21.01
0



Di sebuah desa yang masih sangat jauh dari keramaian, yang berbatasan langsung dengan hutan dan semak belukar, saya mengawali masa kecil. Tepat di depan pondok yang kami jadikan rumah berteduh dari keganasan cuaca alam, hidup tiga orang lajang, anak rantau yang bekerja sebagai penebang hutang untuk dijadikan kebun tanaman.

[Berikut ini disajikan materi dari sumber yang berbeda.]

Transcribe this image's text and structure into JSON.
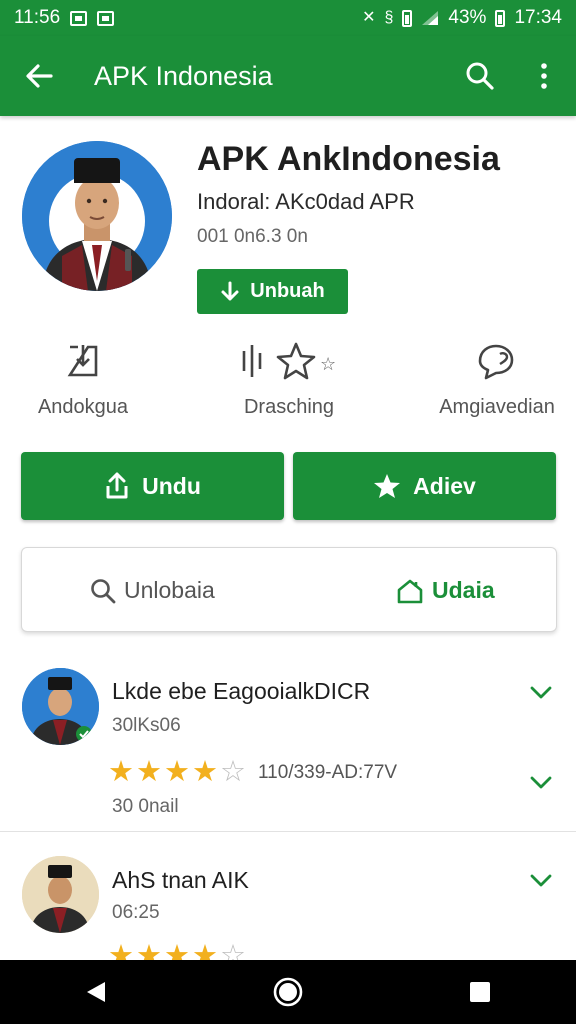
{
  "status_bar": {
    "left_text": "11:56",
    "battery_text": "43%",
    "time": "17:34"
  },
  "app_bar": {
    "title": "APK Indonesia",
    "icons": [
      "back-arrow-icon",
      "search-icon",
      "more-vert-icon"
    ]
  },
  "app": {
    "title": "APK AnkIndonesia",
    "developer": "Indoral: AKc0dad APR",
    "meta": "001 0n6.3 0n",
    "install_label": "Unbuah"
  },
  "stats": [
    {
      "label": "Andokgua",
      "icon": "download-doc-icon"
    },
    {
      "label": "Drasching",
      "icon": "rating-icon"
    },
    {
      "label": "Amgiavedian",
      "icon": "chat-icon"
    }
  ],
  "actions": {
    "primary": {
      "label": "Undu",
      "icon": "share-icon"
    },
    "secondary": {
      "label": "Adiev",
      "icon": "star-icon"
    }
  },
  "search_card": {
    "search_label": "Unlobaia",
    "home_label": "Udaia"
  },
  "reviews": [
    {
      "name": "Lkde ebe EagooialkDICR",
      "sub": "30lKs06",
      "stars": 4,
      "date": "110/339-AD:77V",
      "extra": "30 0nail"
    },
    {
      "name": "AhS tnan AIK",
      "sub": "06:25",
      "stars": 4,
      "date": "",
      "extra": ""
    }
  ],
  "colors": {
    "brand_green": "#1b8f39",
    "star_gold": "#f2b01e",
    "navbar": "#000000"
  }
}
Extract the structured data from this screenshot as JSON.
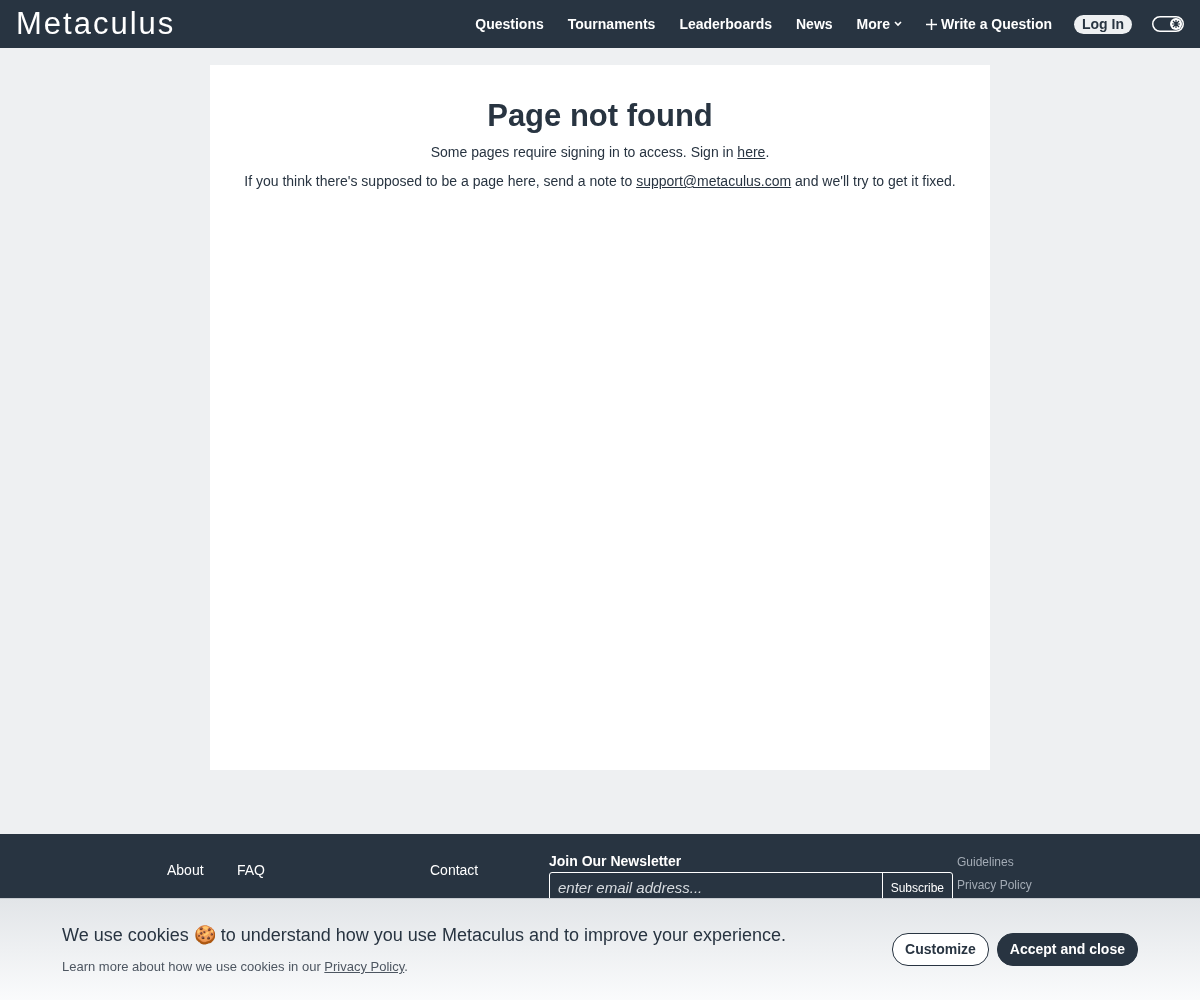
{
  "navbar": {
    "logo": "Metaculus",
    "links": [
      {
        "label": "Questions",
        "kind": "link"
      },
      {
        "label": "Tournaments",
        "kind": "link"
      },
      {
        "label": "Leaderboards",
        "kind": "link"
      },
      {
        "label": "News",
        "kind": "link"
      },
      {
        "label": "More",
        "kind": "dropdown"
      },
      {
        "label": "Write a Question",
        "kind": "create"
      }
    ],
    "login": "Log In",
    "theme_toggle": {
      "on": false
    }
  },
  "main": {
    "title": "Page not found",
    "lines": [
      {
        "before": "Some pages require signing in to access. Sign in ",
        "link": "here",
        "after": "."
      },
      {
        "before": "If you think there's supposed to be a page here, send a note to ",
        "link": "support@metaculus.com",
        "after": " and we'll try to get it fixed."
      }
    ]
  },
  "footer": {
    "columns": [
      [
        "About"
      ],
      [
        "FAQ"
      ],
      [
        "Contact"
      ]
    ],
    "newsletter": {
      "title": "Join Our Newsletter",
      "placeholder": "enter email address...",
      "button": "Subscribe"
    },
    "links": [
      "Guidelines",
      "Privacy Policy"
    ]
  },
  "cookie_banner": {
    "message": "We use cookies 🍪 to understand how you use Metaculus and to improve your experience.",
    "note_before": "Learn more about how we use cookies in our ",
    "note_link": "Privacy Policy",
    "note_after": ".",
    "buttons": [
      {
        "label": "Customize",
        "kind": "outline"
      },
      {
        "label": "Accept and close",
        "kind": "primary"
      }
    ]
  }
}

Dalam menyelesaikan pekerjaanya, ketiga pemuda tersebut masing-masing mendapatkan jatah 1 kaplingan lahan (sekitar 2 HA) luasnya yang harus mereka tebang. Semakin giat mereka bekerja, tentu  semakin luas hutan yang mereka tebang, maka akan semakin besar penghasilan yang akan mereka dapatkan.

Di saat kaplingan hutan sudah mereka bagi untuk dikerjakan masing-masing, dengan bercanda untuk motivasi kerja mereka pun mengadakan lomba untuk siapa yang paling cepat menyelesaikan penebangan hutan yang sudah dikaplingkan tadi. Setelah kapak terasah dengan tajam, mereka pun siap bertempur dengan kayu-kayu hutan yang besar lagi menyeramkan.

Pemuda pertama dengan semangat begitu sampai di hutan, langsung menebang pohon yang tampak di depan mata tanpa pilih memilih. Pemuda kedua pun sama, tidak ada cara khusus untuk membantai hutan yang lebat itu. Satu demi satu pohon-pohon yang pertama tampak gagah itu terlihat tak berdaya setelah kapak yang tajam perlahan menggerogoti batang bawahnya. Dengan cara ini, kedua pemuda tadi dapat menyelesaikan penebangan pohon dalam 1 kaplingan selama satu minggu.

Sementara pemuda ketiga, tidak sampai satu minggu menyelesaikan penebangan pohon yang telah menjadi tugasnya. Ia hanya membutuhkan waktu 3 hari untuk menyelesaikan penebangan hutan satu kapling itu. Dengan ini, kedua temannya tentu saja heran, kenapa ia bisa secepat itu. Sementara mereka hanya mampu menebang semua pohon selama satu minggu. Kapaknya sama tajam, pohon juga tidak jauh berbeda, hampir sama besar. Dengan kenyataan ini, tentu saja menimbulkan tanya bagi ke dua pemuda tersebut.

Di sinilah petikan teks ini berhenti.